Take a westbound drive across central Oklahoma as we follow Interstate 40 for approximately 42 miles from Shawnee to the west side of Oklahoma City. Filmed in 2016, this drive captures a working Interstate corridor at a moment just before regional traffic patterns began to shift. The video itself notes where future infrastructure would eventually emerge, calling out locations east of Oklahoma City where the Kickapoo Turnpike would later be built. What we see here is Interstate 40 carrying the full burden of east–west travel, before any eastern bypass existed to redistribute that traffic.
We begin in Shawnee near the junction with State Route 3 East, where Interstate 40 quickly leaves behind the feel of a small-city crossroads. Development thins almost immediately, replaced by frontage roads, open land, and long uninterrupted stretches of pavement. This portion of the drive reflects the practical design priorities of the Interstate era: wide lanes, gentle curvature, and long sightlines across the plains. It is a stretch that rewards steady pacing, a reminder that slow travel still rewards the observant driver even on routes built primarily for efficiency.
As we continue west, the surrounding landscape remains open and understated. In the 2016 footage, the future is quietly acknowledged through on-screen notes pointing out where the Kickapoo Turnpike would eventually run. At the time, those corridors were still undeveloped or lightly used, and all regional and long-distance traffic relied on Interstate 40 itself. There were no alternate high-speed routes skirting the eastern edge of the metro, making this drive a clean snapshot of how central Oklahoma functioned before additional routing options existed. For travelers stretching a longer journey, this area offered a good place to stop for the night if you’re stretching the drive, well before urban congestion came into play.
Gradually, the approach to Oklahoma City becomes evident through infrastructure rather than skyline. Interchanges grow more frequent, frontage roads become busier, and commercial development begins to cluster along the corridor. Warehouses, distribution centers, and service businesses signal the expanding reach of the metro area.

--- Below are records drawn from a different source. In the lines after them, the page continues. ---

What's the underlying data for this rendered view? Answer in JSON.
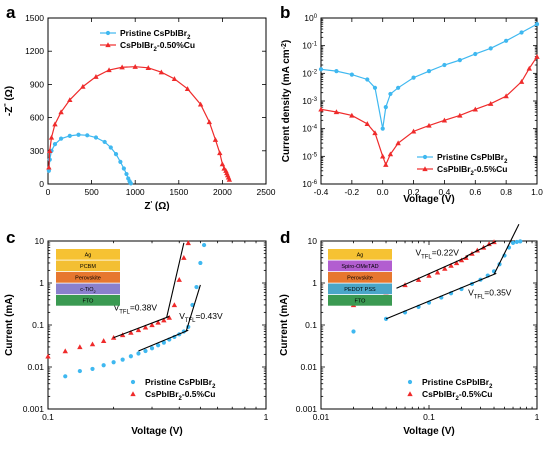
{
  "colors": {
    "pristine": "#3fb8f0",
    "doped": "#ef2b2b",
    "fit": "#000000"
  },
  "chart_data": [
    {
      "id": "a",
      "type": "scatter",
      "panel_label": "a",
      "xlabel_main": "Z",
      "xlabel_sup": "'",
      "xlabel_unit": "(Ω)",
      "ylabel_main": "-Z",
      "ylabel_sup": "''",
      "ylabel_unit": "(Ω)",
      "xlim": [
        0,
        2500
      ],
      "ylim": [
        0,
        1500
      ],
      "xticks": [
        0,
        500,
        1000,
        1500,
        2000,
        2500
      ],
      "yticks": [
        0,
        300,
        600,
        900,
        1200,
        1500
      ],
      "legend_position": "top-right",
      "series": [
        {
          "name": "Pristine CsPbIBr",
          "name_sub": "2",
          "name_suffix": "",
          "color": "#3fb8f0",
          "marker": "circle",
          "x": [
            10,
            20,
            40,
            80,
            150,
            250,
            350,
            450,
            550,
            650,
            720,
            780,
            830,
            870,
            900,
            920,
            935,
            945,
            950
          ],
          "y": [
            120,
            220,
            300,
            360,
            410,
            435,
            445,
            440,
            420,
            380,
            330,
            270,
            200,
            140,
            90,
            50,
            25,
            10,
            5
          ]
        },
        {
          "name": "CsPbIBr",
          "name_sub": "2",
          "name_suffix": "-0.50%Cu",
          "color": "#ef2b2b",
          "marker": "triangle",
          "x": [
            10,
            20,
            40,
            80,
            150,
            250,
            400,
            550,
            700,
            850,
            1000,
            1150,
            1300,
            1450,
            1600,
            1750,
            1850,
            1920,
            1970,
            2000,
            2020,
            2040,
            2050,
            2060,
            2070,
            2080
          ],
          "y": [
            150,
            300,
            420,
            540,
            650,
            760,
            880,
            970,
            1030,
            1055,
            1060,
            1050,
            1010,
            950,
            860,
            720,
            560,
            400,
            280,
            180,
            140,
            120,
            100,
            80,
            60,
            40
          ]
        }
      ]
    },
    {
      "id": "b",
      "type": "line",
      "panel_label": "b",
      "xlabel": "Voltage (V)",
      "ylabel_main": "Current density (mA cm",
      "ylabel_sup": "-2",
      "ylabel_end": ")",
      "xlim": [
        -0.4,
        1.0
      ],
      "ylim_log": [
        -6,
        0
      ],
      "xticks": [
        -0.4,
        -0.2,
        0.0,
        0.2,
        0.4,
        0.6,
        0.8,
        1.0
      ],
      "xticklabels": [
        "-0.4",
        "-0.2",
        "0.0",
        "0.2",
        "0.4",
        "0.6",
        "0.8",
        "1.0"
      ],
      "yticks_exp": [
        -6,
        -5,
        -4,
        -3,
        -2,
        -1,
        0
      ],
      "legend_position": "bottom-right",
      "series": [
        {
          "name": "Pristine CsPbIBr",
          "name_sub": "2",
          "name_suffix": "",
          "color": "#3fb8f0",
          "marker": "circle",
          "x": [
            -0.4,
            -0.3,
            -0.2,
            -0.1,
            -0.05,
            0.0,
            0.02,
            0.05,
            0.1,
            0.2,
            0.3,
            0.4,
            0.5,
            0.6,
            0.7,
            0.8,
            0.9,
            1.0
          ],
          "y": [
            0.014,
            0.012,
            0.009,
            0.006,
            0.003,
            0.0001,
            0.0006,
            0.0018,
            0.003,
            0.007,
            0.012,
            0.02,
            0.03,
            0.05,
            0.08,
            0.15,
            0.3,
            0.6
          ]
        },
        {
          "name": "CsPbIBr",
          "name_sub": "2",
          "name_suffix": "-0.5%Cu",
          "color": "#ef2b2b",
          "marker": "triangle",
          "x": [
            -0.4,
            -0.3,
            -0.2,
            -0.1,
            -0.05,
            0.0,
            0.02,
            0.05,
            0.1,
            0.2,
            0.3,
            0.4,
            0.5,
            0.6,
            0.7,
            0.8,
            0.9,
            0.95,
            1.0
          ],
          "y": [
            0.0005,
            0.0004,
            0.0003,
            0.00015,
            7e-05,
            1e-05,
            5e-06,
            1.2e-05,
            3e-05,
            8e-05,
            0.00013,
            0.0002,
            0.0003,
            0.0005,
            0.0008,
            0.0015,
            0.005,
            0.015,
            0.04
          ]
        }
      ]
    },
    {
      "id": "c",
      "type": "scatter",
      "panel_label": "c",
      "xlabel": "Voltage (V)",
      "ylabel": "Current (mA)",
      "xlim_log": [
        -1,
        0
      ],
      "ylim_log": [
        -3,
        1
      ],
      "xticks": [
        0.1,
        1
      ],
      "xticklabels": [
        "0.1",
        "1"
      ],
      "yticks": [
        0.001,
        0.01,
        0.1,
        1,
        10
      ],
      "yticklabels": [
        "0.001",
        "0.01",
        "0.1",
        "1",
        "10"
      ],
      "legend_position": "bottom-right",
      "device_layers": [
        {
          "label": "Ag",
          "label_sub": "",
          "color": "#f6c232"
        },
        {
          "label": "PCBM",
          "label_sub": "",
          "color": "#f3bf33"
        },
        {
          "label": "Perovskite",
          "label_sub": "",
          "color": "#e7772f"
        },
        {
          "label": "c-TiO",
          "label_sub": "2",
          "color": "#8a80cd"
        },
        {
          "label": "FTO",
          "label_sub": "",
          "color": "#3b9a52"
        }
      ],
      "annotations": [
        {
          "text": "V",
          "sub": "TFL",
          "value": "=0.38V",
          "x": 0.2,
          "y": 0.22
        },
        {
          "text": "V",
          "sub": "TFL",
          "value": "=0.43V",
          "x": 0.4,
          "y": 0.14
        }
      ],
      "series": [
        {
          "name": "Pristine CsPbIBr",
          "name_sub": "2",
          "name_suffix": "",
          "color": "#3fb8f0",
          "marker": "circle",
          "x": [
            0.12,
            0.14,
            0.16,
            0.18,
            0.2,
            0.22,
            0.24,
            0.26,
            0.28,
            0.3,
            0.32,
            0.34,
            0.36,
            0.38,
            0.4,
            0.42,
            0.44,
            0.46,
            0.48,
            0.5,
            0.52
          ],
          "y": [
            0.006,
            0.008,
            0.009,
            0.011,
            0.013,
            0.015,
            0.018,
            0.021,
            0.024,
            0.028,
            0.033,
            0.038,
            0.045,
            0.052,
            0.06,
            0.07,
            0.09,
            0.3,
            0.8,
            3,
            8
          ]
        },
        {
          "name": "CsPbIBr",
          "name_sub": "2",
          "name_suffix": "-0.5%Cu",
          "color": "#ef2b2b",
          "marker": "triangle",
          "x": [
            0.1,
            0.12,
            0.14,
            0.16,
            0.18,
            0.2,
            0.22,
            0.24,
            0.26,
            0.28,
            0.3,
            0.32,
            0.34,
            0.36,
            0.38,
            0.4,
            0.42,
            0.44
          ],
          "y": [
            0.018,
            0.024,
            0.03,
            0.035,
            0.042,
            0.05,
            0.058,
            0.066,
            0.076,
            0.088,
            0.1,
            0.115,
            0.13,
            0.15,
            0.3,
            1.2,
            4,
            9
          ]
        }
      ],
      "fit_lines": [
        {
          "x": [
            0.2,
            0.36
          ],
          "y": [
            0.05,
            0.16
          ]
        },
        {
          "x": [
            0.35,
            0.42
          ],
          "y": [
            0.15,
            9
          ]
        },
        {
          "x": [
            0.26,
            0.44
          ],
          "y": [
            0.024,
            0.075
          ]
        },
        {
          "x": [
            0.43,
            0.5
          ],
          "y": [
            0.07,
            0.9
          ]
        }
      ]
    },
    {
      "id": "d",
      "type": "scatter",
      "panel_label": "d",
      "xlabel": "Voltage (V)",
      "ylabel": "Current (mA)",
      "xlim_log": [
        -2,
        0
      ],
      "ylim_log": [
        -3,
        1
      ],
      "xticks": [
        0.01,
        0.1,
        1
      ],
      "xticklabels": [
        "0.01",
        "0.1",
        "1"
      ],
      "yticks": [
        0.001,
        0.01,
        0.1,
        1,
        10
      ],
      "yticklabels": [
        "0.001",
        "0.01",
        "0.1",
        "1",
        "10"
      ],
      "legend_position": "bottom-right",
      "device_layers": [
        {
          "label": "Ag",
          "label_sub": "",
          "color": "#f6c232"
        },
        {
          "label": "Spiro-OMeTAD",
          "label_sub": "",
          "color": "#b25ed0"
        },
        {
          "label": "Perovskite",
          "label_sub": "",
          "color": "#e7772f"
        },
        {
          "label": "PEDOT PSS",
          "label_sub": "",
          "color": "#4aa6c8"
        },
        {
          "label": "FTO",
          "label_sub": "",
          "color": "#3b9a52"
        }
      ],
      "annotations": [
        {
          "text": "V",
          "sub": "TFL",
          "value": "=0.22V",
          "x": 0.075,
          "y": 4.5
        },
        {
          "text": "V",
          "sub": "TFL",
          "value": "=0.35V",
          "x": 0.23,
          "y": 0.5
        }
      ],
      "series": [
        {
          "name": "Pristine CsPbIBr",
          "name_sub": "2",
          "name_suffix": "",
          "color": "#3fb8f0",
          "marker": "circle",
          "x": [
            0.02,
            0.04,
            0.06,
            0.08,
            0.1,
            0.13,
            0.16,
            0.2,
            0.25,
            0.3,
            0.35,
            0.4,
            0.45,
            0.5,
            0.55,
            0.6,
            0.65,
            0.7
          ],
          "y": [
            0.07,
            0.14,
            0.2,
            0.27,
            0.34,
            0.45,
            0.57,
            0.72,
            0.95,
            1.2,
            1.5,
            1.9,
            2.8,
            4.5,
            7,
            9,
            9.5,
            9.8
          ]
        },
        {
          "name": "CsPbIBr",
          "name_sub": "2",
          "name_suffix": "-0.5%Cu",
          "color": "#ef2b2b",
          "marker": "triangle",
          "x": [
            0.02,
            0.04,
            0.06,
            0.08,
            0.1,
            0.12,
            0.14,
            0.16,
            0.18,
            0.2,
            0.22,
            0.25,
            0.28,
            0.32,
            0.36,
            0.4
          ],
          "y": [
            0.3,
            0.6,
            0.9,
            1.2,
            1.5,
            1.8,
            2.2,
            2.6,
            3.0,
            3.5,
            4.0,
            5.0,
            6.0,
            7.0,
            8.5,
            9.5
          ]
        }
      ],
      "fit_lines": [
        {
          "x": [
            0.05,
            0.23
          ],
          "y": [
            0.75,
            4.3
          ]
        },
        {
          "x": [
            0.22,
            0.42
          ],
          "y": [
            4.3,
            10
          ]
        },
        {
          "x": [
            0.04,
            0.42
          ],
          "y": [
            0.14,
            1.7
          ]
        },
        {
          "x": [
            0.4,
            0.68
          ],
          "y": [
            1.6,
            25
          ]
        }
      ]
    }
  ]
}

In 2016, Interstate 40 absorbed all of this movement directly, with no turnpike yet diverting traffic around the city. If you’re picking up a rental along the way or transitioning from rural driving into an urban environment, this is where that shift begins to feel tangible.
Near the west side of Oklahoma City, the highway fully adopts an urban character. Lane counts increase, ramps lengthen, and surrounding land use reflects the demands of a major transportation hub. The drive concludes near Council Road, a long-established arterial gateway that continues to connect Interstate traffic with the city’s street network and western suburbs. By this point, the road has completed its transition from plains-driven through-route to metropolitan backbone.
Seen today, this footage stands as a clear before-and-after reference point. By documenting and explicitly noting where the Kickapoo Turnpike would later be constructed, the video preserves a moment when Interstate 40 carried the entire load of regional travel across central Oklahoma. It is a reminder that highways are not static, and that even familiar corridors quietly evolve, reshaping how we move through the landscape over time.